Write external import script for CVS repositories
Created by: LawnGnome
Based on the excellent work of @christinelovett and @abeatrix, we need to write a script that allows CVS repositories to be imported into Sourcegraph.
Requirements
- At least partial history
- Able to scale to hundred+ gigabyte scale repositories with reasonable resource usage (run time in the hours or days, not weeks; no exotic requirements around memory or storage)
- Able to be re-run to sync with new commits incrementally, rather than doing a full reimport
- Able to filter included content based on file name
- Able to filter branches
Prior art
There are three tools/workflows I know of that allow for CVS-to-Git conversion:
-
git-cvsimport
: this tool is bundled with Git itself, but depends oncvsps
version 2 being available to do patchset detection. This tool supports incremental update, but is slow (as it shells out to rungit
for each commit), and suffers fromcvsps
's limitations around what it considers to be a valid repository.
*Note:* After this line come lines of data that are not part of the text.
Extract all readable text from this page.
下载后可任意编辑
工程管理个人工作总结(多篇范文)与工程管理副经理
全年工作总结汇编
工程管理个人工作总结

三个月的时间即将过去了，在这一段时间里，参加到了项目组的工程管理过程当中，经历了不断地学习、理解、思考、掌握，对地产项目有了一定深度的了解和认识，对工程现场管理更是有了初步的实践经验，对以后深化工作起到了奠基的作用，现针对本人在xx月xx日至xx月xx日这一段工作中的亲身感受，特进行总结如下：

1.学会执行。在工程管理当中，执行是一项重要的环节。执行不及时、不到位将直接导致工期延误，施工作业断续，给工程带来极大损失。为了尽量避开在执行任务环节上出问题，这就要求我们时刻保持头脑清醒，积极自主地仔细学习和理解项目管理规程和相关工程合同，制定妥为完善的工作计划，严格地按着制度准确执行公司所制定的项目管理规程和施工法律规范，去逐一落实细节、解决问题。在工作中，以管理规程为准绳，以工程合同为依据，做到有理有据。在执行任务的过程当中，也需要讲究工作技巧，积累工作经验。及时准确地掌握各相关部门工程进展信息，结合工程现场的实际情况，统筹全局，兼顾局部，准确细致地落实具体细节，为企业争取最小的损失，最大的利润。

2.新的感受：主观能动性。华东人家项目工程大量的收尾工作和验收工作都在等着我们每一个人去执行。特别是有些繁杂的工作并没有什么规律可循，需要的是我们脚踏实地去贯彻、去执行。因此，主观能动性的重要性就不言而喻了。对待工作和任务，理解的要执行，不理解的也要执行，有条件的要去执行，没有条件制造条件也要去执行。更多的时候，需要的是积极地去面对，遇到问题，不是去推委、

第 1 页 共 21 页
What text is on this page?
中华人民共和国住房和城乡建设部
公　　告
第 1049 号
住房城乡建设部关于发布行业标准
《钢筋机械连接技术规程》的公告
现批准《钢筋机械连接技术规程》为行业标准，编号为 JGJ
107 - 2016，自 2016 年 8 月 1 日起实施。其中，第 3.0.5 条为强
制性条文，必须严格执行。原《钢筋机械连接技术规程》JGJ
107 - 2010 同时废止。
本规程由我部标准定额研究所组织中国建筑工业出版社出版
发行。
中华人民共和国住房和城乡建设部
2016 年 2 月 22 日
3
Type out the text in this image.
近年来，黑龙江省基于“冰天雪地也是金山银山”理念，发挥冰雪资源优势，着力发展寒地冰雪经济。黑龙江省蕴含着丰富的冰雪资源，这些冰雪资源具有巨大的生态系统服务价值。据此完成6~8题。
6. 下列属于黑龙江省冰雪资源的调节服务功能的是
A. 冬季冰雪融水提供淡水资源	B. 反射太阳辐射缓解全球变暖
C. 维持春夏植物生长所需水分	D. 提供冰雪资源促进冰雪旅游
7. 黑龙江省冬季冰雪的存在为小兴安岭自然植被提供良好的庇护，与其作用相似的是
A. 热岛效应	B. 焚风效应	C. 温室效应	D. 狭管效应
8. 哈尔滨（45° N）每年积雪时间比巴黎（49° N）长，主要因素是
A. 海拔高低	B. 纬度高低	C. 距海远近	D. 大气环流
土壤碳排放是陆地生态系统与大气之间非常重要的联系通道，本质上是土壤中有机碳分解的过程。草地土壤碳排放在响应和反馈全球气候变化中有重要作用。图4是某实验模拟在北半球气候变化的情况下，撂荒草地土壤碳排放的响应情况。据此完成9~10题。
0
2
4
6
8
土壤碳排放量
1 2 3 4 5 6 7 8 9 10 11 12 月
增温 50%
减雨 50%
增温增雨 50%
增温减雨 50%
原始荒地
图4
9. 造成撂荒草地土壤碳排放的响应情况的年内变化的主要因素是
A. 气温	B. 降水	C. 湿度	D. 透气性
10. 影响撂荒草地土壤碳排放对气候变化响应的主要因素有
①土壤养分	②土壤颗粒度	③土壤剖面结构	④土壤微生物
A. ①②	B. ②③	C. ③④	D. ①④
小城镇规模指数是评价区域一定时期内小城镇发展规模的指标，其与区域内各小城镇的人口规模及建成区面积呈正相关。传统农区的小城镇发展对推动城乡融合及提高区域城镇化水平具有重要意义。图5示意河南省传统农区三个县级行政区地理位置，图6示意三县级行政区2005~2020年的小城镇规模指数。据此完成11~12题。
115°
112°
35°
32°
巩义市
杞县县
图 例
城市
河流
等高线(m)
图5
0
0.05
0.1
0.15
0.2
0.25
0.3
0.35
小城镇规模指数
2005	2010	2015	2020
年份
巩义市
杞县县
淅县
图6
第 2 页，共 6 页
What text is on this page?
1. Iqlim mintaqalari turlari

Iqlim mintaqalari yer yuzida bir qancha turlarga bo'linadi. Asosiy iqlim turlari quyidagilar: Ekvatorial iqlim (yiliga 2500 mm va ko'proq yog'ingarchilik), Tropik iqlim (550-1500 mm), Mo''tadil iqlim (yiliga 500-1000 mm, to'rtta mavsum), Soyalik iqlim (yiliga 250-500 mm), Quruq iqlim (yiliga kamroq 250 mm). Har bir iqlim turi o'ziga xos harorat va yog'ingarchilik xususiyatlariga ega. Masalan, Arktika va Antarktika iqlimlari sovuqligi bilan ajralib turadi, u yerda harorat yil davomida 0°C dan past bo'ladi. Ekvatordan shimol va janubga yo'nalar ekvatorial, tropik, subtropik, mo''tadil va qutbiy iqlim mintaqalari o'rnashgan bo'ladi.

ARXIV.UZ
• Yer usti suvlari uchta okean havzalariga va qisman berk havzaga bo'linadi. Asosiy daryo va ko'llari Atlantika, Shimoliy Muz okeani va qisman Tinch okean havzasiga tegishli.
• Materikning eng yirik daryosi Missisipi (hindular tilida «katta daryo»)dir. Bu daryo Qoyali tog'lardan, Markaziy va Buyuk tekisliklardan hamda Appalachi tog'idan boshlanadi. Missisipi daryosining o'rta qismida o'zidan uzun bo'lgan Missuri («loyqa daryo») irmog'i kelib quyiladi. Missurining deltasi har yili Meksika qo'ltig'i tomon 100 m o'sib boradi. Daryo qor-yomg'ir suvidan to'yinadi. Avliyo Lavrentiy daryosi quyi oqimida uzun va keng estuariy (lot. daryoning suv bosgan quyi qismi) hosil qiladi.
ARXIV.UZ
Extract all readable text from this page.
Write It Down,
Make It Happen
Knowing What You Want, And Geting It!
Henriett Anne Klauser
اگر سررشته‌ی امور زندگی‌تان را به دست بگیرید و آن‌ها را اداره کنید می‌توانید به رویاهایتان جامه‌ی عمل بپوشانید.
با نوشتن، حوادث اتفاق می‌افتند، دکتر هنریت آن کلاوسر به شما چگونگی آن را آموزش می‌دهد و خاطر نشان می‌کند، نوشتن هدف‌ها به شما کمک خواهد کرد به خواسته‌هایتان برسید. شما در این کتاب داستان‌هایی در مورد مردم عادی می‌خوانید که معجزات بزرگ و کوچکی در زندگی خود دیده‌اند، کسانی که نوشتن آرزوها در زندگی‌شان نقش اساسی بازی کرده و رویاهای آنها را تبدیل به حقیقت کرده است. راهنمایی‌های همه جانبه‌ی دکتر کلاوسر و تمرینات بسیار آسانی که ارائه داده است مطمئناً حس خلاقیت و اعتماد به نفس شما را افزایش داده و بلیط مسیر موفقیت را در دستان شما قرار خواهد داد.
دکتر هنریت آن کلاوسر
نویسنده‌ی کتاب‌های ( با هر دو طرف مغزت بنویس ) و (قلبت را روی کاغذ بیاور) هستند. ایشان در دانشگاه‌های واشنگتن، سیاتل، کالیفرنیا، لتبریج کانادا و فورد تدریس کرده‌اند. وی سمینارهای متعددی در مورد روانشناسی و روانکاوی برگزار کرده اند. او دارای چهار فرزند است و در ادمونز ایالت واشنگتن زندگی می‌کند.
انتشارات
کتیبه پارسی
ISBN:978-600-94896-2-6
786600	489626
The performance concerns make it a non-starter. -
cvs-fast-export
: this tool is based on earlier tools to parse and export CVS repositories, and generates a stream of data that can be imported bygit-fast-import
. In practice, while faster thangit-cvsimport
, this tool also suffers from significant scaling issues due to the way it detects patchsets and branches, has a tendency to error on CVS repositories with messier branch/tag histories that can't be represented sensibly in Git, and doesn't support incremental updates. - Combining
cvs2svn
with one of the many tools to convert a Subversion repository to Git (most likelysvn2git
).cvs2svn
doesn't have a concept of incremental updates, although practically speaking, it might be OK to just do the conversion each time. However, this relies on us being able to retain enough history and structure to be useful across two leaky abstractions, which feels dangerous.
Preferred method
I believe there's a path to implementing a tool with the desired properties. The key is that we can use git-fast-import
to perform a full import with only one pass over the CVSROOT:
- Add all file revisions as blobs, not bothering to note if we actually need them or not.
- Simultaneously build a map of file commits in an ordered map
(author, commit) => (file, time, revision)
, with the order taken from the RCS revision IDs. - Split map values into buckets based on the closeness of their commit times, as
cvsps
does. - Retrieve patchsets in order with author, commit, files; tracking the previous patchset as the parent commit, we can use
filedeleteall
when constructinggit-fast-import
commits to allow Git to figure out history.
If we store and retrieve marks and inferred patchsets, we can also do this incrementally.
Milestones
To be turned into issues:
-
HEAD
only import- RCS parsing: done
-
git-fast-import
support: done - Patchset detection: 1d
- More forward
ed
testing: 1d
- Branch support: 2d
- Persist state for incremental updates: 2-3d